Access Pattern: Extremely high write (updates) and high read (proximity queries).

Database Table Design:

User DB (PostgreSQL): Stores user profiles and friend relationships.

Fields: user_id (PK), friend_id (FK), status (active/blocked).

Technical Selection:

Redis (Primary): Using GEOADD for writes and GEORADIUS (or GEOSEARCH) for reads.

Rationale: In-memory speed is mandatory for 300k+ updates/sec.

Distribution Logic:

Sharding: Shard Redis by user_id for location storage, but for proximity, we shard by Geohash prefixes. This ensures users in the same geographic area are on the same shard, allowing a single query to find neighbors.

Cache

Purpose: Reducing DB hits for friendship checks.

Key-Value Schema: friends:{user_id} -> Set[friend_ids].

Technical Selection: Redis (shared with Geo Index or separate cluster).

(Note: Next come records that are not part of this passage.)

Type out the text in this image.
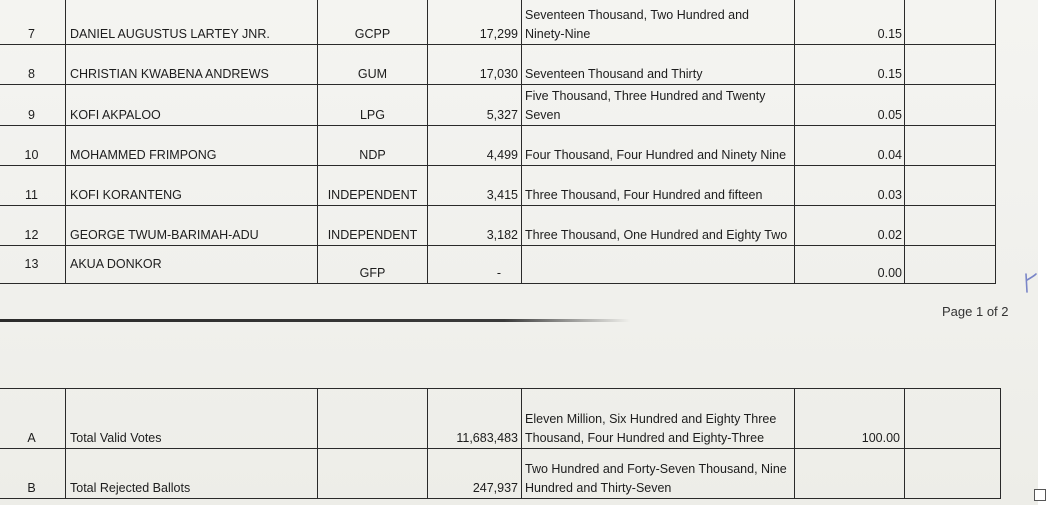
7	DANIEL AUGUSTUS LARTEY JNR.	GCPP	17,299	Seventeen Thousand, Two Hundred and Ninety-Nine	0.15	
8	CHRISTIAN KWABENA ANDREWS	GUM	17,030	Seventeen Thousand and Thirty	0.15	
9	KOFI AKPALOO	LPG	5,327	Five Thousand, Three Hundred and Twenty Seven	0.05	
10	MOHAMMED FRIMPONG	NDP	4,499	Four Thousand, Four Hundred and Ninety Nine	0.04	
11	KOFI KORANTENG	INDEPENDENT	3,415	Three Thousand, Four Hundred and fifteen	0.03	
12	GEORGE TWUM-BARIMAH-ADU	INDEPENDENT	3,182	Three Thousand, One Hundred and Eighty Two	0.02	
13	AKUA DONKOR	GFP	-		0.00	
Page 1 of 2
A	Total Valid Votes		11,683,483	Eleven Million, Six Hundred and Eighty Three Thousand, Four Hundred and Eighty-Three	100.00	
B	Total Rejected Ballots		247,937	Two Hundred and Forty-Seven Thousand, Nine Hundred and Thirty-Seven		
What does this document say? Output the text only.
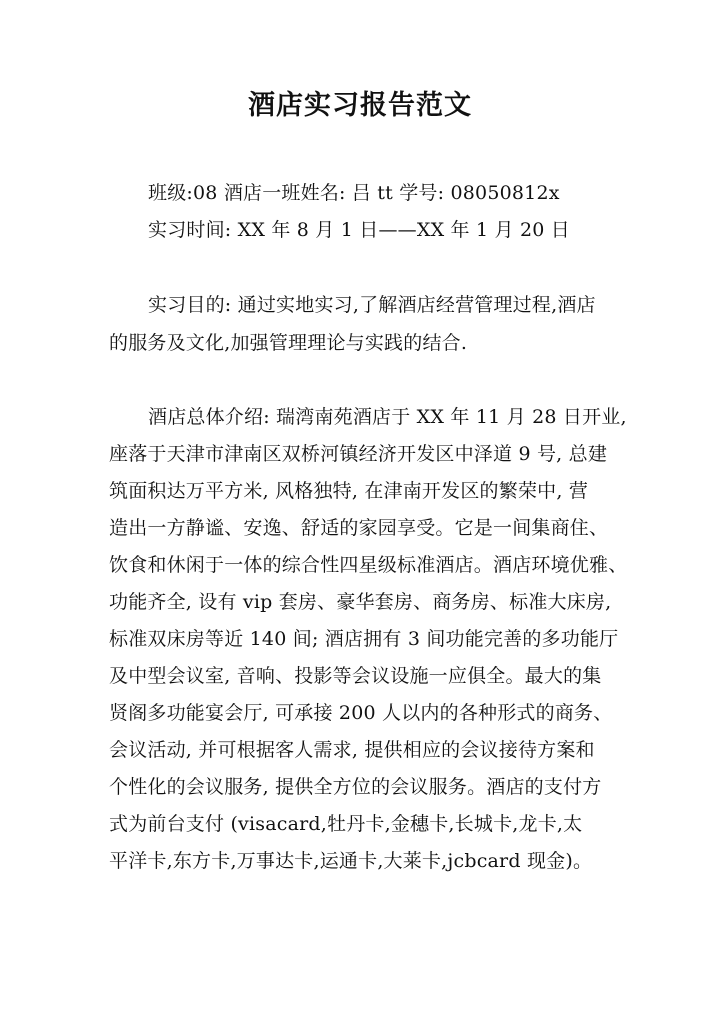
酒店实习报告范文
班级:08 酒店一班姓名: 吕 tt 学号: 08050812x
实习时间: XX 年 8 月 1 日——XX 年 1 月 20 日
实习目的: 通过实地实习,了解酒店经营管理过程,酒店
的服务及文化,加强管理理论与实践的结合.
酒店总体介绍: 瑞湾南苑酒店于 XX 年 11 月 28 日开业,
座落于天津市津南区双桥河镇经济开发区中泽道 9 号, 总建
筑面积达万平方米, 风格独特, 在津南开发区的繁荣中, 营
造出一方静谧、安逸、舒适的家园享受。它是一间集商住、
饮食和休闲于一体的综合性四星级标准酒店。酒店环境优雅、
功能齐全, 设有 vip 套房、豪华套房、商务房、标准大床房,
标准双床房等近 140 间; 酒店拥有 3 间功能完善的多功能厅
及中型会议室, 音响、投影等会议设施一应俱全。最大的集
贤阁多功能宴会厅, 可承接 200 人以内的各种形式的商务、
会议活动, 并可根据客人需求, 提供相应的会议接待方案和
个性化的会议服务, 提供全方位的会议服务。酒店的支付方
式为前台支付 (visacard,牡丹卡,金穗卡,长城卡,龙卡,太
平洋卡,东方卡,万事达卡,运通卡,大莱卡,jcbcard 现金)。
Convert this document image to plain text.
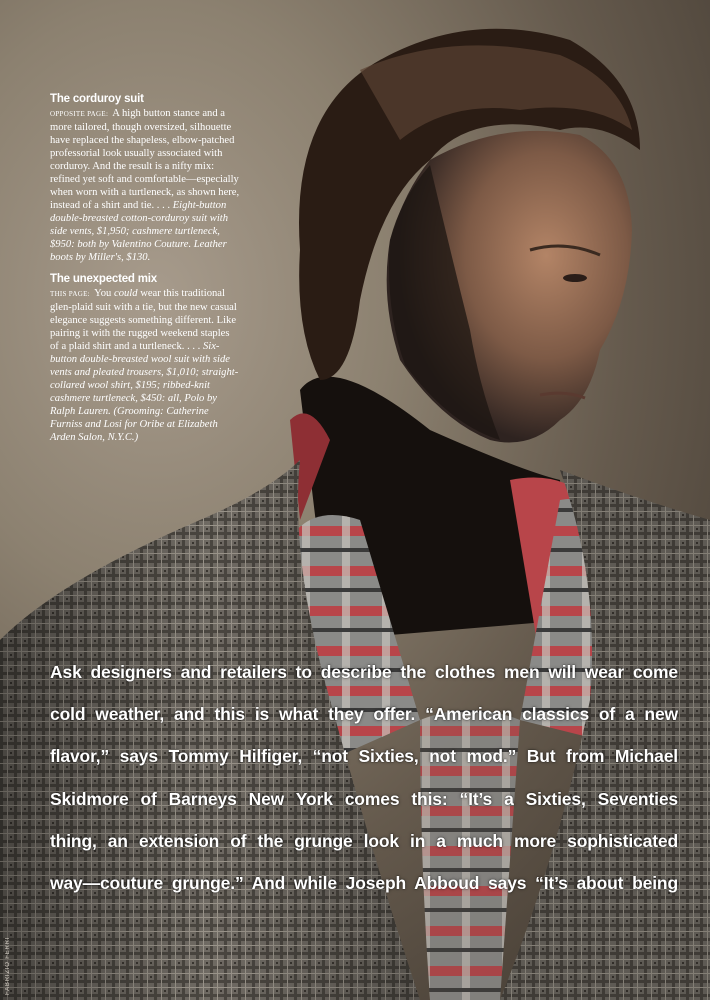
The corduroy suit

OPPOSITE PAGE: A high button stance and a more tailored, though oversized, silhouette have replaced the shapeless, elbow-patched professorial look usually associated with corduroy. And the result is a nifty mix: refined yet soft and comfortable—especially when worn with a turtleneck, as shown here, instead of a shirt and tie. . . . Eight-button double-breasted cotton-corduroy suit with side vents, $1,950; cashmere turtleneck, $950: both by Valentino Couture. Leather boots by Miller's, $130.

The unexpected mix

THIS PAGE: You could wear this traditional glen-plaid suit with a tie, but the new casual elegance suggests something different. Like pairing it with the rugged weekend staples of a plaid shirt and a turtleneck. . . . Six-button double-breasted wool suit with side vents and pleated trousers, $1,010; straight-collared wool shirt, $195; ribbed-knit cashmere turtleneck, $450: all, Polo by Ralph Lauren. (Grooming: Catherine Furniss and Losi for Oribe at Elizabeth Arden Salon, N.Y.C.)

Ask designers and retailers to describe the clothes men will wear come
cold weather, and this is what they offer. “American classics of a new
flavor,” says Tommy Hilfiger, “not Sixties, not mod.” But from Michael
Skidmore of Barneys New York comes this: “It’s a Sixties, Seventies
thing, an extension of the grunge look in a much more sophisticated
way—couture grunge.” And while Joseph Abboud says “It’s about being
FABRIZIO FERRI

Consistency: Updated on friend request acceptance.

Messaging

Purpose & Decoupling: When User A updates their location, their ID is published to a channel.

Topic Schema: user_updates:{user_id}.

Scaling Consumers: Each WebSocket server subscribes to the channels of the friends of the users currently connected to that server.

Failure Handling: If a message is lost, the next update (30s later) will correct the state.

Infrastructure (Optional)

Observability:

Metrics: Monitor WebSocket connection churn and Redis command latency.

Distributed Tracing: Trace a location update from Client -> WS -> Redis -> Friend WS.

Wrap Up

Advanced Topics

Trade-offs (Push vs. Pull):

Pull: Simpler server-side (stateless), but massive battery drain on mobile and high overhead for 10M users.

Push (Chosen): Efficient data transfer but requires managing stateful WebSocket clusters and complex Pub/Sub logic.

Reliability & Failure Handling:

If a Redis shard fails, we lose real-time proximity for that "cell." We mitigate this with Redis Replication (Primary-Replica).

Bottleneck Analysis:

The "Celebrity" Problem: A user with 5,000 friends moving around causes a massive spike in Pub/Sub messages. Optimization: Limit the number of friends tracked in real-time or throttle updates for high-degree nodes.

Security & Privacy:

Mutual Opt-in: The system must check the Friendship Service before broadcasting any location.

Geofencing: Users can define "Privacy Zones" (e.g., Home) where their location is never shared.